Nazajutrz w południe Rudolf w ubiorze rzemieślnika stał przed traktjernią pod Koszykiem z kwiatami, mieszcząca się na rogatkach Beroy. W wigilję tego dnia, wieczorem, Szuryner stawił się na umówione miejsce. Dalszy ciąg powieści da poznać skutki rozmowy jego z Rudolfem.
Było więc południe, deszcz lał strumieniami; Sekwana przybrała i wystąpiła aż na przybrzeżne ulice. Rudolf niecierpliwie spoglądał ku rogatkom. Nakoniec spostrzegł zdaleka dwoje ludzi, idących pod parasolem; byli to Bakałarz i Puhaczka.
Gdy się Rudolf zbliżył, Bakałarz i Puhaczka grzecznie mu się ukłonili.
— Sługa pański, — rzekł bandyta... — bardzo mi przyjemnie poznać pana, a raczej odnowić znajomość... bo przedwczoraj uraczyłeś mnie pan dwoma kułakami, któreby wołu z nóg i zwaliły... Ale zapomnijmy o tem, to był żart... A więc, panie Rudolfie, czy nie łaska wstąpić do traktjerni? możemy pogadać przy śniadaniu.
— Bardzo dobrze.
— I pan i Szuryner winniście wynagrodzenie mnie i mojej żonie, przez was straciliśmy dwa tysiące franków. Szuryner mówił mi już, o co chodzi. Słuchajno, Puhaczko: idź naprzód, zamów dla nas osobny pokój i śniadanie: pieczeń wołową i dwie butelki burgundzkiego wina, my tam zaraz przyjdziemy.
Puhaczka, rzuciwszy znaczące spojrzenie na Bakałarza, poszła naprzód; bandyta mówił dalej;
— Szuryner spotkał wczoraj rano Puhaczkę w Saint-Ouen i ani na chwilę jej nie odstąpił, tak, że ten wysoki w żałobie nie śmiał zbliżyć się do niej. Winieneś więc dać nam sposobność odzyskania dwóch tysięcy za pugilares, któryśmy mieli oddać.
— Czy tam były pieniądze?
— Nie, ale papiery, bardzo ciekawe, chociaż po większej części po angielsku pisane; zatrzymałem je więc.
Wiadomość ta mocno ucieszyła Rudolfa. Dlatego właśnie wczoraj wysłał Szurynra, aby przeszkodził rozmowie Toma z Puhaczką, by papiery przy niej zostały; miał nadzieję je zdobyć.
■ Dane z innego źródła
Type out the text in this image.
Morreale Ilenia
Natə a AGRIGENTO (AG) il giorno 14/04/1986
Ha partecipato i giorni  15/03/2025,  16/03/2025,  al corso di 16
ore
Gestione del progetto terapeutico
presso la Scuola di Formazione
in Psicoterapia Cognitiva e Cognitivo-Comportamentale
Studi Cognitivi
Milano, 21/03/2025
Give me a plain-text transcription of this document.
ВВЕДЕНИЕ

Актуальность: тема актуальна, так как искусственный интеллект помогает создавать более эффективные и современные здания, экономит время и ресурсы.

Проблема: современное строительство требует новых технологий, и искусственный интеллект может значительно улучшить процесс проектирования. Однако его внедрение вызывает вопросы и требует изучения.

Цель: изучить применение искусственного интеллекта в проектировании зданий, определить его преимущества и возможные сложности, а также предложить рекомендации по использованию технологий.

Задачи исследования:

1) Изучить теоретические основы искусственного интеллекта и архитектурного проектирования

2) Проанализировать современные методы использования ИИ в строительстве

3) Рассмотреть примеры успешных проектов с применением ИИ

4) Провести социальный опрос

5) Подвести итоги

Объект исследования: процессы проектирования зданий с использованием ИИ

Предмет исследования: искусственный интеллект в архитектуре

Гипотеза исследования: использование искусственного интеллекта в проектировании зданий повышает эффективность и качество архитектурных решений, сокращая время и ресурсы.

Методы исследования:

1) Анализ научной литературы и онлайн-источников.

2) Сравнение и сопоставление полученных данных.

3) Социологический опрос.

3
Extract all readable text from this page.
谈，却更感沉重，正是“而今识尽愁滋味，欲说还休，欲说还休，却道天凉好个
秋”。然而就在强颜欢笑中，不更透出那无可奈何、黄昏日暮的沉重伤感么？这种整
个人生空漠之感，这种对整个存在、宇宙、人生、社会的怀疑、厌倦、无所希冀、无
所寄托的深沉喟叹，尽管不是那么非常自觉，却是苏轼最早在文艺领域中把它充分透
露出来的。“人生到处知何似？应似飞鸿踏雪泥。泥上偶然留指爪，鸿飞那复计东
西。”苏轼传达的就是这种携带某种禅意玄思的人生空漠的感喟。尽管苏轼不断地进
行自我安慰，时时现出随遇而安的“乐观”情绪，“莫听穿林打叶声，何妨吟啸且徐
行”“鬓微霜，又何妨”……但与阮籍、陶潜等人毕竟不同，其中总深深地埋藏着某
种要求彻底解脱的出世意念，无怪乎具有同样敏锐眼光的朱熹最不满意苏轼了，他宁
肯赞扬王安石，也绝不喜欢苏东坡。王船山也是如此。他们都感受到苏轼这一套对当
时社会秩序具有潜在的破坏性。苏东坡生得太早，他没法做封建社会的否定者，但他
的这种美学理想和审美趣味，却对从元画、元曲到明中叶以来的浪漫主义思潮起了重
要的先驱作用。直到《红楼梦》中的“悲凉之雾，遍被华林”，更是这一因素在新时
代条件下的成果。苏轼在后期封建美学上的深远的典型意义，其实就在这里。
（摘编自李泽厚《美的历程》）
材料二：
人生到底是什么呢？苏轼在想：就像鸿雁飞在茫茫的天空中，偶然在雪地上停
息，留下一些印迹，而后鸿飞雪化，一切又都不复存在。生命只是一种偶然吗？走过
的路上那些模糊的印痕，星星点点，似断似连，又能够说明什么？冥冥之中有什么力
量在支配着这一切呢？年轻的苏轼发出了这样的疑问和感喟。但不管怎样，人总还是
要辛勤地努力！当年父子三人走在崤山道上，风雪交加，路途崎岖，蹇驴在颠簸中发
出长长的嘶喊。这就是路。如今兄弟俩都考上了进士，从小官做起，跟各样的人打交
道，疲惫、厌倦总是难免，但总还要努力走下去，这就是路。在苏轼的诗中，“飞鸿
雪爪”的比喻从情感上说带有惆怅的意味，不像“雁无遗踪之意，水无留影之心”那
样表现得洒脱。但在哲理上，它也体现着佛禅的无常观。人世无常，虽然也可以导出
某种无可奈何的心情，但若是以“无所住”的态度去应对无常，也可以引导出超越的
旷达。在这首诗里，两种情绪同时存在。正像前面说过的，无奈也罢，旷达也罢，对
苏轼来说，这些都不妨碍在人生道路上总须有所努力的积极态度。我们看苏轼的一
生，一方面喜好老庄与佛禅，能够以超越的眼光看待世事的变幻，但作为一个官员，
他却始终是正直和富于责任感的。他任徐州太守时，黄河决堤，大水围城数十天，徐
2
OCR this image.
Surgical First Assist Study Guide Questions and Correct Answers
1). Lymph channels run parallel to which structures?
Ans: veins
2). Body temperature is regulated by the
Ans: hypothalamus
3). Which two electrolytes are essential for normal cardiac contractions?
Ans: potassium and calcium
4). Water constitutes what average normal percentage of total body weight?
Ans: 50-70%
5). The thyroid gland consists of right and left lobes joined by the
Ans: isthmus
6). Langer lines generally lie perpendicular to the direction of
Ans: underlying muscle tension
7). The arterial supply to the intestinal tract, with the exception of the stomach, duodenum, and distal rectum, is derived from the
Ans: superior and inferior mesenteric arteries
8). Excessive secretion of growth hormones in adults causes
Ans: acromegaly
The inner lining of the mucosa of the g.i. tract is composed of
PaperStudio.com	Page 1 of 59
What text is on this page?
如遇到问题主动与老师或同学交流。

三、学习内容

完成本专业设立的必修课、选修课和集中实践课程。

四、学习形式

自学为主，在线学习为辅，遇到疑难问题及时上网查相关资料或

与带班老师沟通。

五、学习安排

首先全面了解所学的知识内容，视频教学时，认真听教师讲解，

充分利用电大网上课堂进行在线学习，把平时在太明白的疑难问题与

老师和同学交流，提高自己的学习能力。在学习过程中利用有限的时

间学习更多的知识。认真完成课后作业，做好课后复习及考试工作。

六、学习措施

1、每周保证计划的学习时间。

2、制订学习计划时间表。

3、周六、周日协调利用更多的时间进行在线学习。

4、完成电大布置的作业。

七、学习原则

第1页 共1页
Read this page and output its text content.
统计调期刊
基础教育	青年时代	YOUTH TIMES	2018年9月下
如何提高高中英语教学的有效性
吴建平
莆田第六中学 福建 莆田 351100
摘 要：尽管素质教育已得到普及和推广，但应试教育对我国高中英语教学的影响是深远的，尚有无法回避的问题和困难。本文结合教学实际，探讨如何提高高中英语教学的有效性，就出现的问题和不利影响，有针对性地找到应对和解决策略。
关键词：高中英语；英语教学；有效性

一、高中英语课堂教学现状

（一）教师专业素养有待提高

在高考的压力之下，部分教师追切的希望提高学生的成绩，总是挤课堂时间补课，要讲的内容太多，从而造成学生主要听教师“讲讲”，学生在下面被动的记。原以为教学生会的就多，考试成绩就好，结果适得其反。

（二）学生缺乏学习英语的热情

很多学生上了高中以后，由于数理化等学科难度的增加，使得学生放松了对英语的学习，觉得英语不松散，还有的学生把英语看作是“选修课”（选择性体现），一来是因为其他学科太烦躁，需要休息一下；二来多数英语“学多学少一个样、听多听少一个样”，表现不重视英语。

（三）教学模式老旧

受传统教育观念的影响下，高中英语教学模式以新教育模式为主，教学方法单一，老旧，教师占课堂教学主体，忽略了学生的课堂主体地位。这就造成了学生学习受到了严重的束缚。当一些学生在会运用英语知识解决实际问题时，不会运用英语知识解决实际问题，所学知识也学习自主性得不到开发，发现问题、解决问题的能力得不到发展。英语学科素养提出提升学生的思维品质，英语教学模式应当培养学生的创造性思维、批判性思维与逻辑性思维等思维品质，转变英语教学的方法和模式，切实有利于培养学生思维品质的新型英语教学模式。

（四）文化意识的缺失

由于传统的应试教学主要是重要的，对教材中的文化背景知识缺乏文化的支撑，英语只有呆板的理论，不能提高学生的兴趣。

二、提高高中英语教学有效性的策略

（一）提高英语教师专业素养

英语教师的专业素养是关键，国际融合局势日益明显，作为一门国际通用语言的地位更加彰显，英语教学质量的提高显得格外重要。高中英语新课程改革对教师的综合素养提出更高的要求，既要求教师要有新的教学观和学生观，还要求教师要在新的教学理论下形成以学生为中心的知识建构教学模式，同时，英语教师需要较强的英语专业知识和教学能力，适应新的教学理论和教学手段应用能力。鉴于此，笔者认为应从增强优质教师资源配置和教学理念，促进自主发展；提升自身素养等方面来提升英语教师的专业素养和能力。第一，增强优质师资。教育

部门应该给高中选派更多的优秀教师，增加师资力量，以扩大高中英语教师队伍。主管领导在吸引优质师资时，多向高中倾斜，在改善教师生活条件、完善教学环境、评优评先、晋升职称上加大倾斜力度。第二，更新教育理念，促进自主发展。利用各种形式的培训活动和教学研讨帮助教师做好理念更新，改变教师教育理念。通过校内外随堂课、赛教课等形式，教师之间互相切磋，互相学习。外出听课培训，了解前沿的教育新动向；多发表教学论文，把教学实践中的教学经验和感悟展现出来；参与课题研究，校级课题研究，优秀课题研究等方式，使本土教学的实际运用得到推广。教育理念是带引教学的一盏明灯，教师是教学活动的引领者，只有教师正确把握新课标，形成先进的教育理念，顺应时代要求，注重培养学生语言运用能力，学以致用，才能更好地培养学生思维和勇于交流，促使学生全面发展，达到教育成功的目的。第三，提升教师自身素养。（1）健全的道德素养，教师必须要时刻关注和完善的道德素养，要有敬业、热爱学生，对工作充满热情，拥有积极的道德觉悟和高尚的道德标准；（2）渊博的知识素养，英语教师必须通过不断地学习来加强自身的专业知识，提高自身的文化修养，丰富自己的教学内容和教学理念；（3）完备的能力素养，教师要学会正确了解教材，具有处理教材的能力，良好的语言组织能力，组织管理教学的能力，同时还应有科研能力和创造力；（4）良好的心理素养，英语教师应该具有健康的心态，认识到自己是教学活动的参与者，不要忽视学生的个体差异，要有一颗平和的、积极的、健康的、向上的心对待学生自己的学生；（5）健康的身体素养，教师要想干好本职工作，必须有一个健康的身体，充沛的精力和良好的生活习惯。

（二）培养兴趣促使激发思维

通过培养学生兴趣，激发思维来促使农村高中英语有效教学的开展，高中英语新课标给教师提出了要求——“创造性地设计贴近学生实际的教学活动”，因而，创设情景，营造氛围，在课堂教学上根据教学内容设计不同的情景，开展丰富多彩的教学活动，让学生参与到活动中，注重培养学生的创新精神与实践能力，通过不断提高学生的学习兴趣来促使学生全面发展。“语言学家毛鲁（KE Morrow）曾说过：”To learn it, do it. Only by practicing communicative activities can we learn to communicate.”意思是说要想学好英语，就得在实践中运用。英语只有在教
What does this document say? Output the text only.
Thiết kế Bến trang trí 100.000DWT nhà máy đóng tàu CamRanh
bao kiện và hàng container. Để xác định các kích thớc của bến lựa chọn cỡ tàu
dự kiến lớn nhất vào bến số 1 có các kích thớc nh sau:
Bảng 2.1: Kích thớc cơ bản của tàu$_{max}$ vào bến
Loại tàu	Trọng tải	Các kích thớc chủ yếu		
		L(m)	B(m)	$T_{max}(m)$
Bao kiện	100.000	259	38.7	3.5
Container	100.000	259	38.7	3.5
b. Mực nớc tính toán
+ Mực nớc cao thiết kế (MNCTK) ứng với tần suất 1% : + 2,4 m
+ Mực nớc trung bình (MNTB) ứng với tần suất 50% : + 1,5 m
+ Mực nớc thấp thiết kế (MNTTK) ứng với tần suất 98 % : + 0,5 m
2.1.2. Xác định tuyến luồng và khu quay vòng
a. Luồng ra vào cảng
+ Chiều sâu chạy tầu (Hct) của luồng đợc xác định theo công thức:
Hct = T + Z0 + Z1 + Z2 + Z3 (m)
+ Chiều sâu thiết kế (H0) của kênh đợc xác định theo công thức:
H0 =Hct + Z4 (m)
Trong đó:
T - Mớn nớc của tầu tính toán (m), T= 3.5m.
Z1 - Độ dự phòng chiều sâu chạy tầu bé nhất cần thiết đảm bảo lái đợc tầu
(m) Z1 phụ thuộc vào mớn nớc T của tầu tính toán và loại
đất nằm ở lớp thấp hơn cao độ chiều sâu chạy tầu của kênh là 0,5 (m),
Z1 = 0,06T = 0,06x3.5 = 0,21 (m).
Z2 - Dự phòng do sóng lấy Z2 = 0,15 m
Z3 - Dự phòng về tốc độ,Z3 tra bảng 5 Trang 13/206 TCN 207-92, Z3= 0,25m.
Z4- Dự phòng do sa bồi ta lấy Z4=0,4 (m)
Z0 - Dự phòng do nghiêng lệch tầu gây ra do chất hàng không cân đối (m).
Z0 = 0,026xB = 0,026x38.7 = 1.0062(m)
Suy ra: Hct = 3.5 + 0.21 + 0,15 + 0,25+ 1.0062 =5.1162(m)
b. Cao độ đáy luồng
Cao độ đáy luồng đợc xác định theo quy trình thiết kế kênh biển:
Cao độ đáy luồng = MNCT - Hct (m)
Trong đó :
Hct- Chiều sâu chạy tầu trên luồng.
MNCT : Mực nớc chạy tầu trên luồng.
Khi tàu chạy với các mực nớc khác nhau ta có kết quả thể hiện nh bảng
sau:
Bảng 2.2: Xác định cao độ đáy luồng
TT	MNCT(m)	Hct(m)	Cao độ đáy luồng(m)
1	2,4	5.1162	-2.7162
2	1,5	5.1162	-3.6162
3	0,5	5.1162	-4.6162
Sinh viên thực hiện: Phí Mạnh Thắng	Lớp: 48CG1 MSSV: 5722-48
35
— Schowałem je więc, — rzekł znowu bandyta — zawsze mi się zdadzą, bo znalazłem w pugilaresie adres tego wysokiego jegomości i muszę się z nim zobaczyć.
— Jeżeli nam się projekty udadzą, może bym kupił te papiery; znam ich właściciela... Zobaczymy... lecz teraz wróćmy do rzeczy. Proponowałem Szurynerowi wyborny interes; z początku przystał, lecz potem cofnął się i radził mi udać się do pana. Dom, do którego mamy się dobrać, znajduje się przy Alei Wdowiej, moja siostra cioteczna służy tam za kucharkę. Powiedziała mi, że państwo wyjechali na wieś i zabawią do pojutrza.
— I korzystna to rzecz?
— Siostra mówiła mi, że w gabinecie jej pana jest sześćdziesiąt tysięcy franków w złocie.
— A czy znasz dom?
— Jak własną kieszeń... siostra służy w nim od roku. Stąd mi przyszła myśl... Mówiłem Szurynerowi, że odźwierny jest silny... naprzód przystawał, potem zrejterował... Chyba on nie wyda przyjaciela?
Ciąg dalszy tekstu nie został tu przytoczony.